Ideally, it sounds good that Norway can send surplus power to Germany, Great Britain, and other countries that focus on climate-friendly power such as sun and wind when the sun is hidden behind a cloud and there is what germans refer to as Dunkelflaute (wind still).

Bjartnes however clearly sees that this climate reasoning can be hated if it means that power prices in Norway will be as wild as now.

The surplus country that creates poverty

Therefore, he proposes that the government should pay thousands of kroner to each of us in the months we experience terrible electricity prices. The cut of 10 øre (0,10 NOK) in electricity tax that Vedum and Støre introduce, will hardly be noticeable when a family has to pay up to 10,000 NOK a month, the editor points out.
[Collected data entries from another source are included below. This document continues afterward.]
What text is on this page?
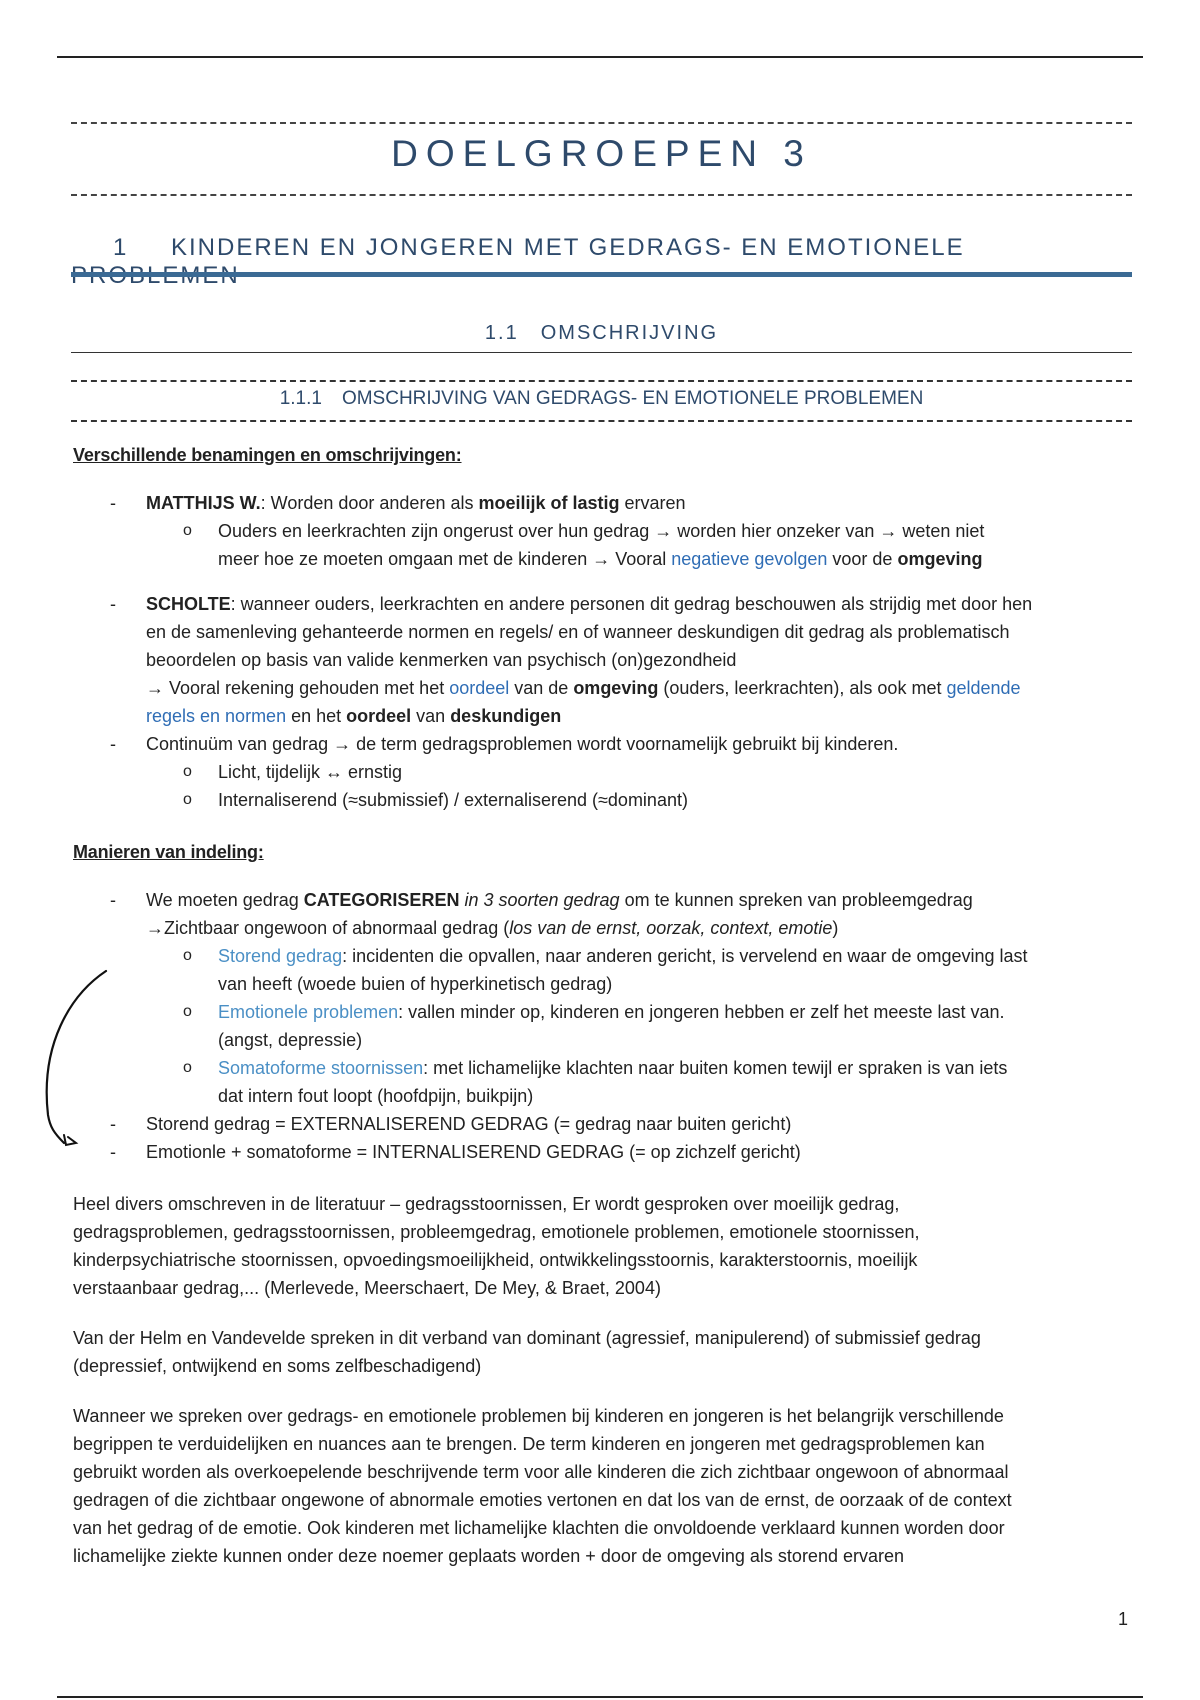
DOELGROEPEN 3
1 KINDEREN EN JONGEREN MET GEDRAGS- EN EMOTIONELE
1.1 OMSCHRIJVING
1.1.1 OMSCHRIJVING VAN GEDRAGS- EN EMOTIONELE PROBLEMEN

Verschillende benamingen en omschrijvingen:

- MATTHIJS W.: Worden door anderen als moeilijk of lastig ervaren

o Ouders en leerkrachten zijn ongerust over hun gedrag → worden hier onzeker van → weten niet
meer hoe ze moeten omgaan met de kinderen → Vooral negatieve gevolgen voor de omgeving

- SCHOLTE: wanneer ouders, leerkrachten en andere personen dit gedrag beschouwen als strijdig met door hen
en de samenleving gehanteerde normen en regels/ en of wanneer deskundigen dit gedrag als problematisch
beoordelen op basis van valide kenmerken van psychisch (on)gezondheid
→ Vooral rekening gehouden met het oordeel van de omgeving (ouders, leerkrachten), als ook met geldende
regels en normen en het oordeel van deskundigen

- Continuüm van gedrag → de term gedragsproblemen wordt voornamelijk gebruikt bij kinderen.

o Licht, tijdelijk ↔ ernstig

o Internaliserend (≈submissief) / externaliserend (≈dominant)

Manieren van indeling:

- We moeten gedrag CATEGORISEREN in 3 soorten gedrag om te kunnen spreken van probleemgedrag
→Zichtbaar ongewoon of abnormaal gedrag (los van de ernst, oorzak, context, emotie)

o Storend gedrag: incidenten die opvallen, naar anderen gericht, is vervelend en waar de omgeving last
van heeft (woede buien of hyperkinetisch gedrag)

o Emotionele problemen: vallen minder op, kinderen en jongeren hebben er zelf het meeste last van.
(angst, depressie)

o Somatoforme stoornissen: met lichamelijke klachten naar buiten komen tewijl er spraken is van iets
dat intern fout loopt (hoofdpijn, buikpijn)

- Storend gedrag = EXTERNALISEREND GEDRAG (= gedrag naar buiten gericht)

- Emotionle + somatoforme = INTERNALISEREND GEDRAG (= op zichzelf gericht)

Heel divers omschreven in de literatuur – gedragsstoornissen, Er wordt gesproken over moeilijk gedrag,
gedragsproblemen, gedragsstoornissen, probleemgedrag, emotionele problemen, emotionele stoornissen,
kinderpsychiatrische stoornissen, opvoedingsmoeilijkheid, ontwikkelingsstoornis, karakterstoornis, moeilijk
verstaanbaar gedrag,... (Merlevede, Meerschaert, De Mey, & Braet, 2004)

Van der Helm en Vandevelde spreken in dit verband van dominant (agressief, manipulerend) of submissief gedrag
(depressief, ontwijkend en soms zelfbeschadigend)

Wanneer we spreken over gedrags- en emotionele problemen bij kinderen en jongeren is het belangrijk verschillende
begrippen te verduidelijken en nuances aan te brengen. De term kinderen en jongeren met gedragsproblemen kan
gebruikt worden als overkoepelende beschrijvende term voor alle kinderen die zich zichtbaar ongewoon of abnormaal
gedragen of die zichtbaar ongewone of abnormale emoties vertonen en dat los van de ernst, de oorzaak of de context
van het gedrag of de emotie. Ook kinderen met lichamelijke klachten die onvoldoende verklaard kunnen worden door
lichamelijke ziekte kunnen onder deze noemer geplaats worden + door de omgeving als storend ervaren

1
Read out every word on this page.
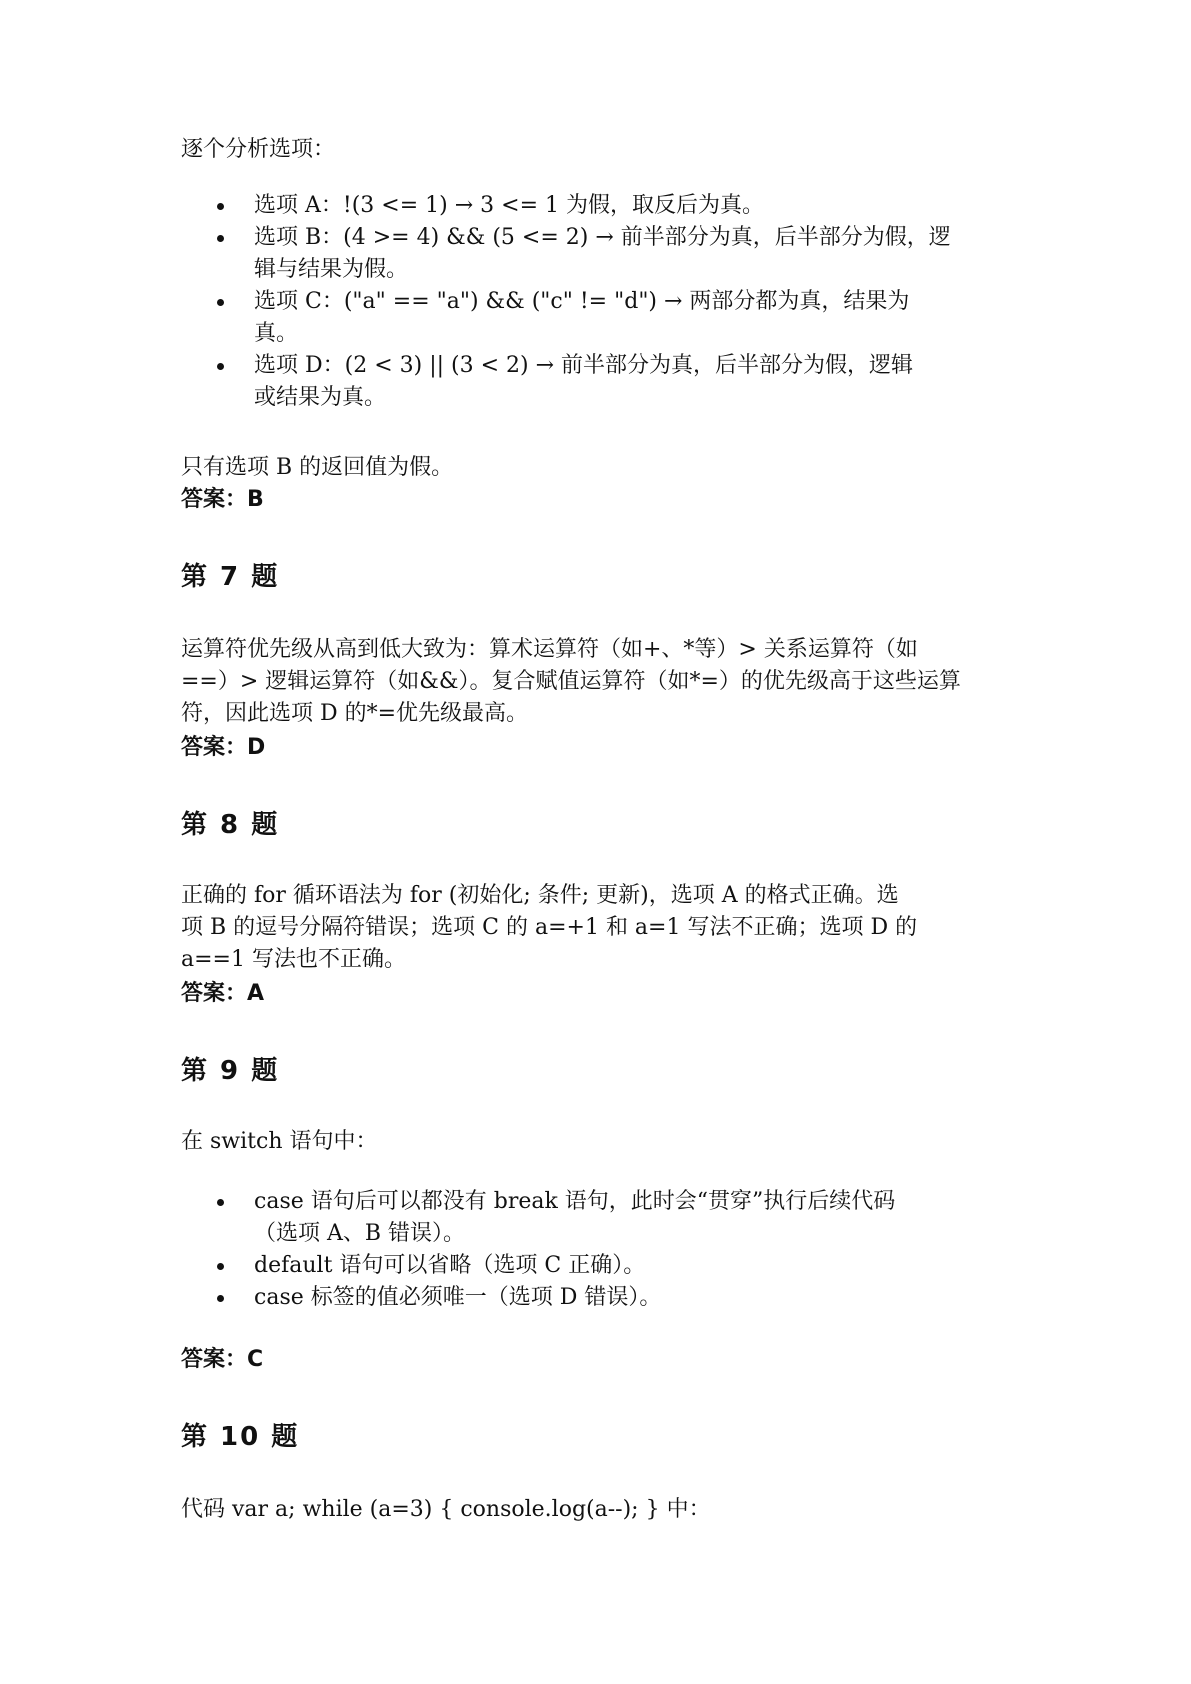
逐个分析选项：
选项 A：!(3 <= 1) → 3 <= 1 为假，取反后为真。
选项 B：(4 >= 4) && (5 <= 2) → 前半部分为真，后半部分为假，逻
辑与结果为假。
选项 C：("a" == "a") && ("c" != "d") → 两部分都为真，结果为
真。
选项 D：(2 < 3) || (3 < 2) → 前半部分为真，后半部分为假，逻辑
或结果为真。
只有选项 B 的返回值为假。
答案：B
第 7 题
运算符优先级从高到低大致为：算术运算符（如+、*等）> 关系运算符（如
==）> 逻辑运算符（如&&）。复合赋值运算符（如*=）的优先级高于这些运算
符，因此选项 D 的*=优先级最高。
答案：D
第 8 题
正确的 for 循环语法为 for (初始化; 条件; 更新)，选项 A 的格式正确。选
项 B 的逗号分隔符错误；选项 C 的 a=+1 和 a=1 写法不正确；选项 D 的
a==1 写法也不正确。
答案：A
第 9 题
在 switch 语句中：
case 语句后可以都没有 break 语句，此时会“贯穿”执行后续代码
（选项 A、B 错误）。
default 语句可以省略（选项 C 正确）。
case 标签的值必须唯一（选项 D 错误）。
答案：C
第 10 题
代码 var a; while (a=3) { console.log(a--); } 中：
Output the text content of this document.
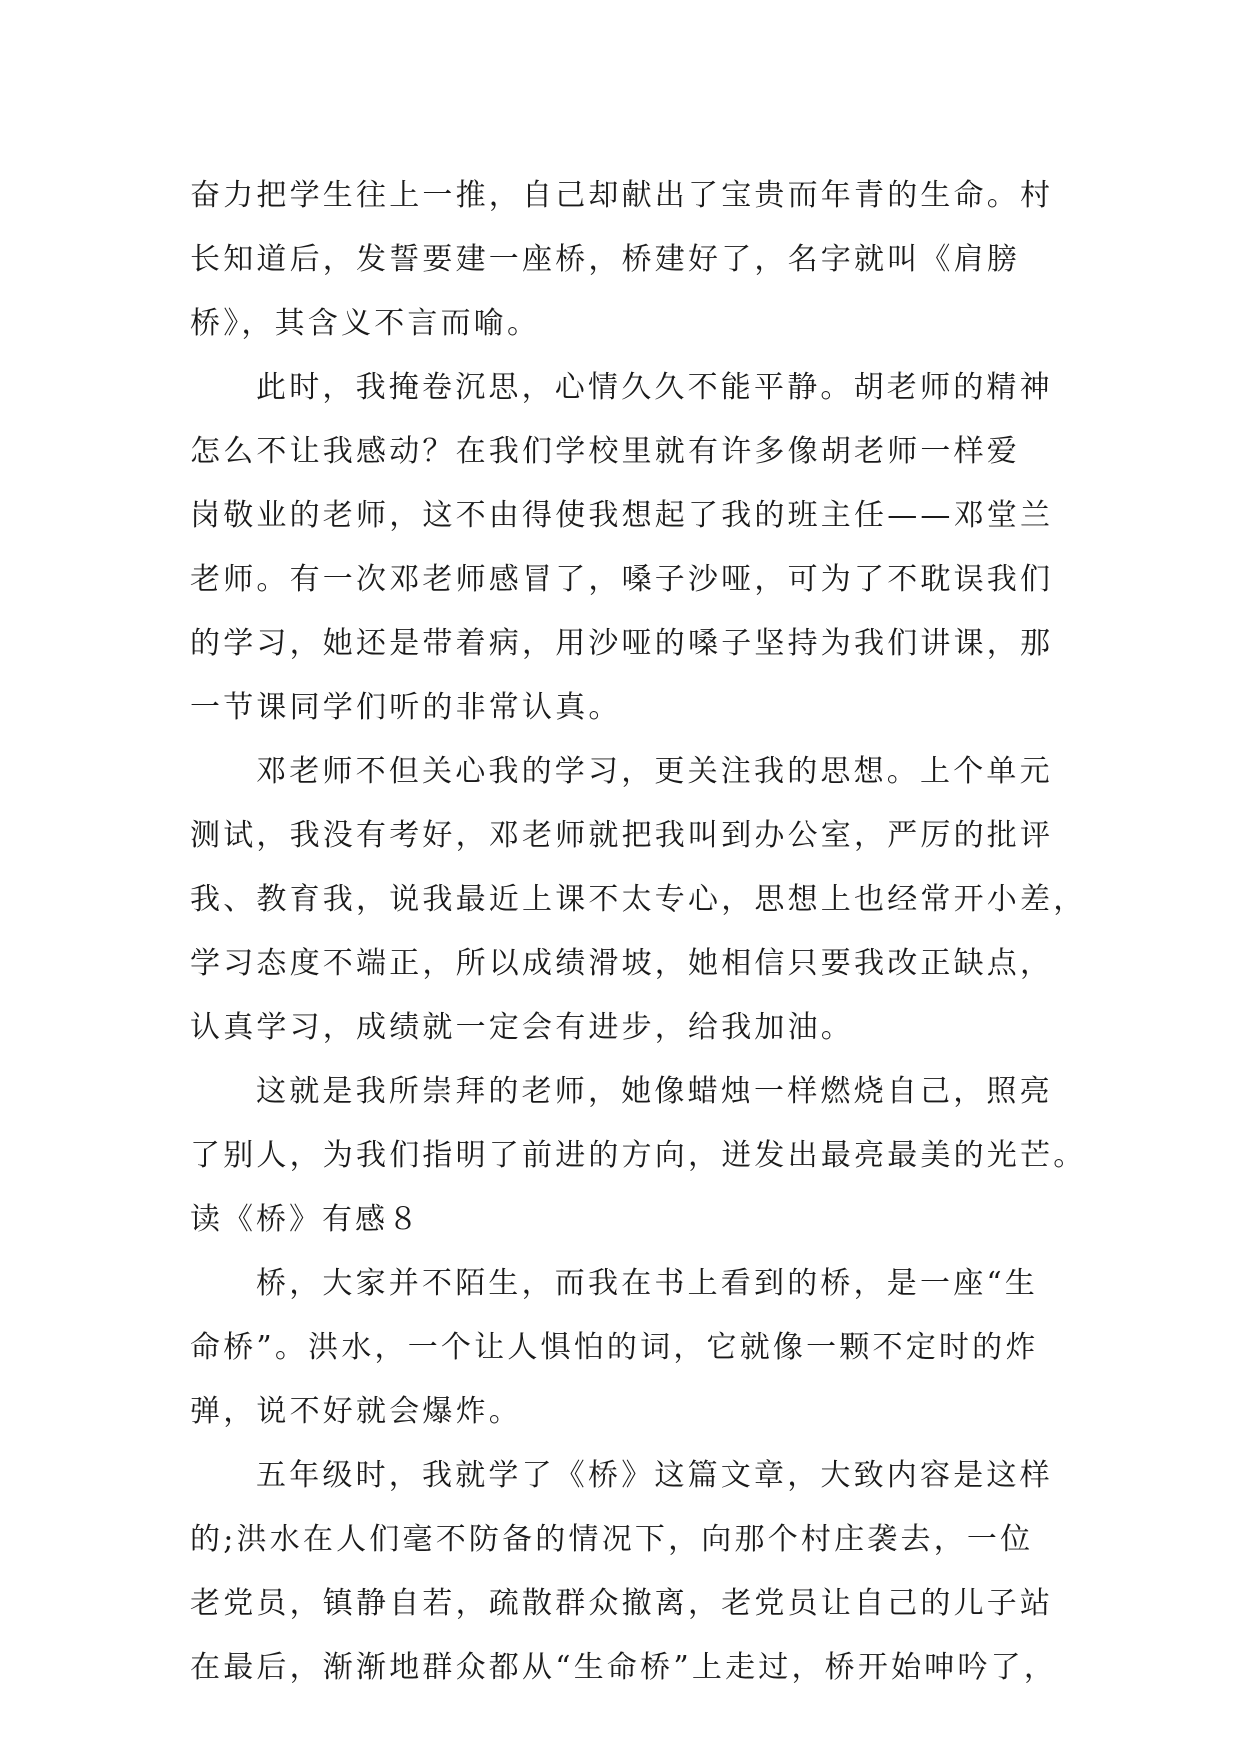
奋力把学生往上一推，自己却献出了宝贵而年青的生命。村
长知道后，发誓要建一座桥，桥建好了，名字就叫《肩膀
桥》，其含义不言而喻。
此时，我掩卷沉思，心情久久不能平静。胡老师的精神
怎么不让我感动？在我们学校里就有许多像胡老师一样爱
岗敬业的老师，这不由得使我想起了我的班主任——邓堂兰
老师。有一次邓老师感冒了，嗓子沙哑，可为了不耽误我们
的学习，她还是带着病，用沙哑的嗓子坚持为我们讲课，那
一节课同学们听的非常认真。
邓老师不但关心我的学习，更关注我的思想。上个单元
测试，我没有考好，邓老师就把我叫到办公室，严厉的批评
我、教育我，说我最近上课不太专心，思想上也经常开小差，
学习态度不端正，所以成绩滑坡，她相信只要我改正缺点，
认真学习，成绩就一定会有进步，给我加油。
这就是我所崇拜的老师，她像蜡烛一样燃烧自己，照亮
了别人，为我们指明了前进的方向，迸发出最亮最美的光芒。
读《桥》有感８
桥，大家并不陌生，而我在书上看到的桥，是一座“生
命桥”。洪水，一个让人惧怕的词，它就像一颗不定时的炸
弹，说不好就会爆炸。
五年级时，我就学了《桥》这篇文章，大致内容是这样
的;洪水在人们毫不防备的情况下，向那个村庄袭去，一位
老党员，镇静自若，疏散群众撤离，老党员让自己的儿子站
在最后，渐渐地群众都从“生命桥”上走过，桥开始呻吟了，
In the Storting, one party after another has followed up with various proposals for cash payments to the citizens.

Many of them have been involved in creating the monster: A power market were Norway with a surplus of power produced almost for free, triggers a social crisis as a result of electricity prices.

“In the short term, it is not much the government can do with the fundamental conditions that determine what we pay for electricity,” states Bjartnes. Within the EEA agreement’s energy legislation, I do not think there is much that can be done for an EU-loyal government in the long term either.

Are the people becoming comfortably numb – or?

If the idea from Anders Bjartnes or the parliamentary parties is implemented by Minister of Finance Trygve Slagsvold Vedum (Sp), who seems to think 10 øre (0,10 NOK) per kWh is fine against an electricity price of 5 NOK, it could have a side effect:

It saves today’s liberalized power system.

A few thousand NOK can alleviate the rage. And in the next round, we would be comfortably numb the next time the power companies get to raise their prices to insane levels without mitigating measures for the population.

Otherwise, there is nothing to suggest that a Labor-led government will do anything fundamental with the free, European flow of Norwegian power. Just look at what the Labor Party’s Minister of Petroleum and Energy Marte Mjøs Persen answered when Rødt’s Sofie Marhaug challenged her in the Storting’s questioning on October 27.:

“Restricting trade over foreign connections in an attempt to influence the price of power will mean a breach of practice both in Norway and in our neighboring countries, and it will also be in conflict with our international obligations. Cross-border trade of power is regulated, among other things, by the EEA agreement, which is intended to facilitate the freest trade in power possible, without obstacles between the countries.”

The shock doctrine works. In the Storting, the defense of power liberalism and the EEA agreement takes precedence over the people’s and industry’s interest in Norwegian power at Norwegian prices.

If the rage does not get too strong, then.